Deuxièmement, il importe de rejeter la vieille vision israélienne selon laquelle la diaspora juive garde la bouche fermée et son portefeuille ouvert. Yitzhak Rabin était loin d'être le seul à avoir cette attitude lorsqu'il l'a classiquement utilisée en 1995, quand il était Premier ministre, en réprimandant les Américains qui s'opposaient à ses efforts pour parvenir à un accord de paix avec les Palestiniens. « Ils n'ont pas le droit d'intervenir dans la façon dont le peuple d'Israël a décidé, de manière très démocratique, dans quelle direction aller en matière de guerre et de paix. Ils ont le droit de nous parler, mais en aucun cas d'agir, en tant qu'Américains, contre la politique du gouvernement d'Israël », a-t-il déclaré avant d'ajouter : « Quiconque n'a pas de filles ou de fils servant dans l'armée [israélienne] n'a pas le droit d'intervenir ou d'agir sur les questions de guerre et de paix ». Même si cette affirmation était légitime il y a trente ans, elle manque de validité aujourd'hui, alors que les actions d'Israël mettent en péril le bien-être et la sécurité de la diaspora.
![]() Le Premier ministre israélien Yitzhak Rabin informe les Juifs américains sur les accords d'Oslo. |
Troisièmement, il faut s'organiser pour faire pression sur le gouvernement d'Israël et exiger que, en cas de prise de décisions importantes, il tienne compte des voix de la diaspora. Bien que celle-ci ne puisse pas aspirer à siéger officiellement au gouvernement ou à voter concrètement sur les choix politiques, elle peut et doit défendre ses droits ce qui implique d'avoir moins de déférence pour les parents de « filles et fils servant dans l'armée ». Le processus commence par la persuasion morale. En cas d'échec, il faudra adopter une tactique plus dure. « Écoutez-nous, prêtez attention à nos préoccupations sinon, nous prendrons nos distances par rapport aux actions israéliennes, et peut-être même que nous les rejetterons. » Une telle déclaration ne manquera pas d'attirer l'attention à Jérusalem où l'on se penchera alors sur les besoins de la diaspora.
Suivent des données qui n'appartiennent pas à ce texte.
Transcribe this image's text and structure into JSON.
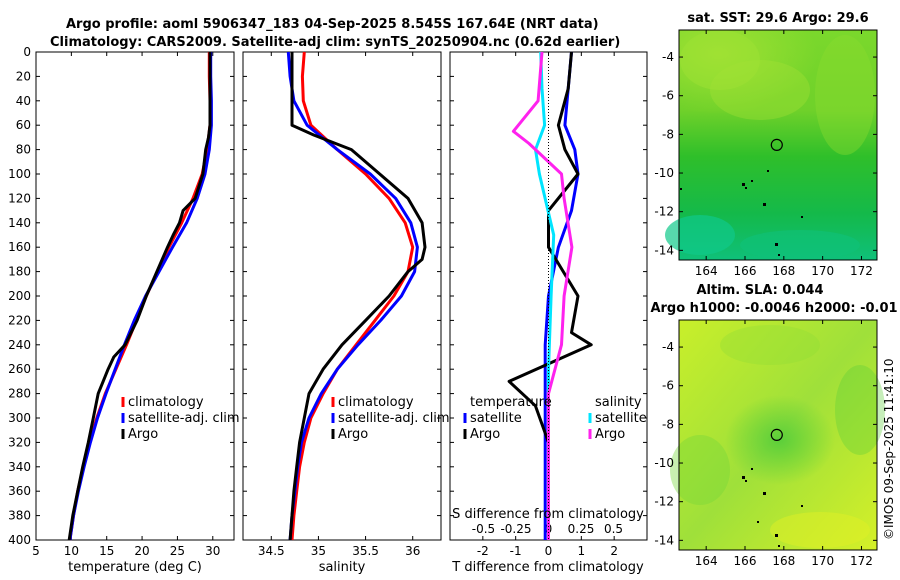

Daniel Pipes (DanielPipes.org, @DanielPipes) est le fondateur du Middle East Forum et l'auteur de nombreux livres, dont Israel Victory: How Zionists Win Acceptance and Palestinian Get Liberated (Wicked Son). © 2025 par Daniel Pipes. Tous droits réservés.
![]() L'illustration accompagnant la publication de cet article par JTA. |
Addendum du 3 octobre 2025 : Cet article complète un article antérieur adressé au gouvernement d'Israël : « Comment Israël est devenu un 'État paria' – et comment il peut se racheter ».
Voici quelques données supplémentaires qui ne figurent pas dans l'article ci-dessus.
- Israel Hayom a publié un article intitulé « Qui a peur de l'isolement diplomatique ? »
- New York Times : D'après un nouveau sondage, « Près de deux ans après le début de la guerre à Gaza, le soutien américain à Israël a subi un revirement d'ampleur consistant en l'expression, par une grande partie des électeurs, d'opinions nettement négatives sur la gestion du conflit par le gouvernement israélien ».
- Pew Research Center : Les opinions favorables au peuple et au gouvernement israéliens ont diminué au cours de l'année écoulée. Désormais, 59 % des Américains ont une opinion défavorable des dirigeants israéliens et 38 % une opinion négative sur les Israéliens. Les deux chiffres sont en hausse de huit points par rapport à l'année dernière.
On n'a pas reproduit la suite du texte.